Blasts with abundant cytoplasmic granules: acute myeloid leukemia or granular acute lymphoblastic leukemia?

Jie Xu and Shaoying Li

A 63-year-old woman had a history of B-cell acute lymphoblastic leukemia (B-ALL). The pretreatment blasts showed no significant cytoplasmic granules (panel A; original magnification ×1000, Wright-Giemsa stained marrow aspirate smears) and were positive for CD19, CD22, CD10, CD34, and terminal deoxynucleotidyltransferase (TdT) (partial) (panels B-C) and negative for myeloperoxidase (MPO). She relapsed and received blinatumomab. A recent bone marrow biopsy revealed blasts with abundant cytoplasmic granules (panels D-E; original magnification ×1000, Wright-Giemsa stained marrow aspirate smears), raising the differential diagnosis of acute myeloid leukemia (AML). The blasts were positive for CD22, CD10, CD34, and TdT (partial) (panels F-G) and negative for MPO, an immunophenotype exactly the same as pretreatment blasts except without CD19 expression, which was the result of blinatumomab (anti-CD19 antibody) treatment. The blasts were negative for MPO and nonspecific esterase by cytochemistry and positive for CD79a and PAX5 by immunohistochemistry (panels H-I; original magnification ×400, immunohistochemical stain), which further confirmed relapsed B-ALL.

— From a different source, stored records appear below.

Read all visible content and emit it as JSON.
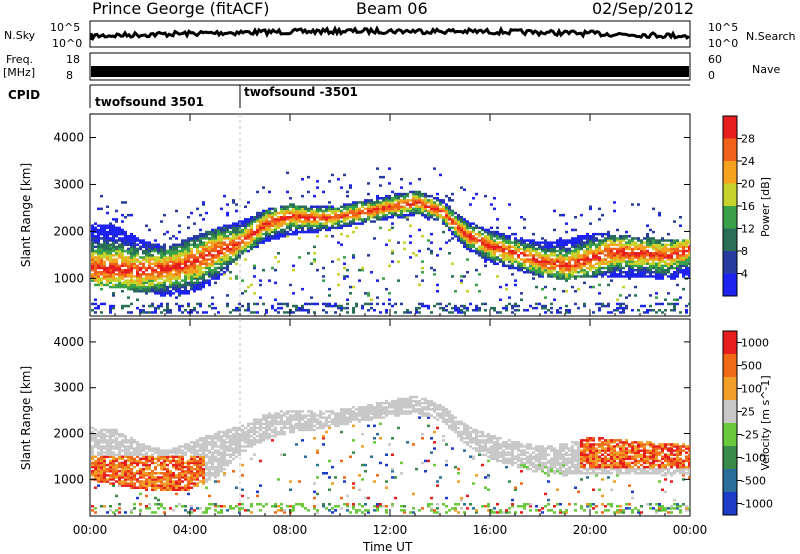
{
  "header": {
    "station": "Prince George (fitACF)",
    "beam": "Beam 06",
    "date": "02/Sep/2012"
  },
  "strip_panels": {
    "nsky_label": "N.Sky",
    "nsky_ticks": [
      "10^5",
      "10^0"
    ],
    "nsearch_label": "N.Search",
    "nsearch_ticks": [
      "10^5",
      "10^0"
    ],
    "freq_label": "Freq.",
    "freq_unit": "[MHz]",
    "freq_ticks": [
      "18",
      "8"
    ],
    "nave_label": "Nave",
    "nave_ticks": [
      "60",
      "0"
    ],
    "cpid_label": "CPID",
    "cpid_segments": [
      {
        "name": "twofsound 3501",
        "start_hour": 0
      },
      {
        "name": "twofsound -3501",
        "start_hour": 6.0
      }
    ]
  },
  "chart_data": [
    {
      "type": "heatmap",
      "title": "",
      "xlabel": "Time UT",
      "ylabel": "Slant Range [km]",
      "xlim_hours": [
        0,
        24
      ],
      "ylim_km": [
        200,
        4500
      ],
      "xticks": [
        "00:00",
        "04:00",
        "08:00",
        "12:00",
        "16:00",
        "20:00",
        "00:00"
      ],
      "yticks": [
        "1000",
        "2000",
        "3000",
        "4000"
      ],
      "colorbar": {
        "label": "Power [dB]",
        "ticks": [
          "4",
          "8",
          "12",
          "16",
          "20",
          "24",
          "28"
        ],
        "range": [
          0,
          30
        ],
        "colors": [
          "#1e22f0",
          "#283ca0",
          "#2a6e58",
          "#3aa04a",
          "#c8d22c",
          "#f5a21e",
          "#f0621a",
          "#e81e1e"
        ]
      },
      "echo_band_upper_km": [
        [
          0,
          2150
        ],
        [
          1,
          2100
        ],
        [
          2,
          1800
        ],
        [
          3,
          1650
        ],
        [
          4,
          1850
        ],
        [
          5,
          2050
        ],
        [
          6,
          2200
        ],
        [
          7,
          2450
        ],
        [
          8,
          2550
        ],
        [
          9,
          2500
        ],
        [
          10,
          2550
        ],
        [
          11,
          2650
        ],
        [
          12,
          2750
        ],
        [
          13,
          2850
        ],
        [
          14,
          2650
        ],
        [
          15,
          2200
        ],
        [
          16,
          2000
        ],
        [
          17,
          1850
        ],
        [
          18,
          1750
        ],
        [
          19,
          1800
        ],
        [
          20,
          1950
        ],
        [
          21,
          1900
        ],
        [
          22,
          1850
        ],
        [
          23,
          1800
        ],
        [
          24,
          1800
        ]
      ],
      "echo_band_peak_km": [
        [
          0,
          1200
        ],
        [
          1,
          1180
        ],
        [
          2,
          1130
        ],
        [
          3,
          1180
        ],
        [
          4,
          1300
        ],
        [
          5,
          1550
        ],
        [
          6,
          1750
        ],
        [
          7,
          2150
        ],
        [
          8,
          2300
        ],
        [
          9,
          2250
        ],
        [
          10,
          2300
        ],
        [
          11,
          2400
        ],
        [
          12,
          2500
        ],
        [
          13,
          2600
        ],
        [
          14,
          2400
        ],
        [
          15,
          1900
        ],
        [
          16,
          1650
        ],
        [
          17,
          1500
        ],
        [
          18,
          1330
        ],
        [
          19,
          1250
        ],
        [
          20,
          1400
        ],
        [
          21,
          1550
        ],
        [
          22,
          1500
        ],
        [
          23,
          1450
        ],
        [
          24,
          1600
        ]
      ],
      "echo_band_lower_km": [
        [
          0,
          850
        ],
        [
          1,
          750
        ],
        [
          2,
          650
        ],
        [
          3,
          600
        ],
        [
          4,
          650
        ],
        [
          5,
          900
        ],
        [
          6,
          1450
        ],
        [
          7,
          1750
        ],
        [
          8,
          1900
        ],
        [
          9,
          1950
        ],
        [
          10,
          2050
        ],
        [
          11,
          2150
        ],
        [
          12,
          2250
        ],
        [
          13,
          2300
        ],
        [
          14,
          2150
        ],
        [
          15,
          1600
        ],
        [
          16,
          1300
        ],
        [
          17,
          1150
        ],
        [
          18,
          1000
        ],
        [
          19,
          950
        ],
        [
          20,
          1000
        ],
        [
          21,
          1000
        ],
        [
          22,
          1000
        ],
        [
          23,
          950
        ],
        [
          24,
          1000
        ]
      ]
    },
    {
      "type": "heatmap",
      "title": "",
      "xlabel": "Time UT",
      "ylabel": "Slant Range [km]",
      "xlim_hours": [
        0,
        24
      ],
      "ylim_km": [
        200,
        4500
      ],
      "xticks": [
        "00:00",
        "04:00",
        "08:00",
        "12:00",
        "16:00",
        "20:00",
        "00:00"
      ],
      "yticks": [
        "1000",
        "2000",
        "3000",
        "4000"
      ],
      "colorbar": {
        "label": "Velocity [m s^-1]",
        "ticks": [
          "1000",
          "500",
          "100",
          "25",
          "-25",
          "-100",
          "-500",
          "-1000"
        ],
        "range": [
          -1000,
          1000
        ],
        "colors": [
          "#1c3cc8",
          "#2a6e9a",
          "#3a8a4a",
          "#6ac83c",
          "#c8c8c8",
          "#f0a028",
          "#f06a1a",
          "#e81e1e"
        ]
      },
      "ground_scatter_color": "#c8c8c8"
    }
  ]
}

One of the main morphologic features distinguishing AML from ALL is cytoplasmic granules in blasts. In ALL, the blasts usually lack cytoplasmic granules. However, ALL may present with significant cytoplasmic granules in blasts (so-called granular ALL), which usually occurs in children (2%-7%) but is extremely rare in adults. This case demonstrates that morphology can shift after treatment, and it is critical to perform immunophenotypic analysis in relapsed leukemia to reach the correct diagnosis.